Keep the human in the loop. Compile every draft. Run it against known-good traffic or a file corpus you trust. Review every false-positive and false negative. Try to identify patterns and to rectify them before you ship. If the AI helper can't explain why a specific token is in the rule, it probably doesn't belong there. And never merge an AI-generated rule into a shared ruleset (Emerging Threats, CrowdStrike, YARA-Forge, or your org's production set) without at least one other human reviewing it. AI has a lot of information, but it doesn’t have the wisdom relating to your needs and environment.
Remember that AI is not taking over the whole process. It's a shortcut to a better first draft and an accelerator for validation as you interact with the rules and the samples to tune them.

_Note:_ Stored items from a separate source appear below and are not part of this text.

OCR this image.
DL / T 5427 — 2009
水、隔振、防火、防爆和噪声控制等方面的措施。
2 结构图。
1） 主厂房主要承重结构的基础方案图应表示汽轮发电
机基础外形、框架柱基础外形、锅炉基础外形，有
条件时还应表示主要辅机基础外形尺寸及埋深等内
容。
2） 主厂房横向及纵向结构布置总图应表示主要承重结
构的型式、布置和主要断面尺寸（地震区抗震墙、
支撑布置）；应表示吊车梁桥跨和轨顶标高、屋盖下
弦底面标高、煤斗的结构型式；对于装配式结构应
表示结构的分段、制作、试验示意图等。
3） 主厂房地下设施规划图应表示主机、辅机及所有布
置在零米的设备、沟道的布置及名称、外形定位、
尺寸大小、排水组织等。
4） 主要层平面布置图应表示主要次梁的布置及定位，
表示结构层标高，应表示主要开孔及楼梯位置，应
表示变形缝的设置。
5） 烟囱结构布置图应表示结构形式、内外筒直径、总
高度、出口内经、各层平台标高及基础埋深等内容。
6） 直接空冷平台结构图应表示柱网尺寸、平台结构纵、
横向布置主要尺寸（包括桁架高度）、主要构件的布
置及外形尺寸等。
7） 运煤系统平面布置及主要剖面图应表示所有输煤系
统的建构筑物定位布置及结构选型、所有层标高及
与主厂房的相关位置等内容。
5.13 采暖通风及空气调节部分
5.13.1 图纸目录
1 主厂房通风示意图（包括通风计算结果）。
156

The old barriers to entry in detection engineering were all centered around time. But now, that’s no longer the blocker. You can, and should, start experimenting today. It will take time to become an expert. Formal training still works, and I recommend it to anyone who wants to go deeper. But you don’t need to wait for training to start writing rules on your own.
A single hunter who finds something interesting and can describe it in plain English is able to get a draft rule that's often better than what they could have written themselves, edit and test it, and then push it to a sensor that will start catching the pattern as soon as it crosses the wire. You probably already have the tools. All you need is a frontier coding harness like Claude Code, Codex CLI, or Gemini CLI. And if you want a free option, the Arcanum Suricata Bot or Arcanum YARA Bot are great choices.
Let AI get you to a better starting point. A Corelight Sensor can further shorten the path from hunt to production. But the human will always own the last mile.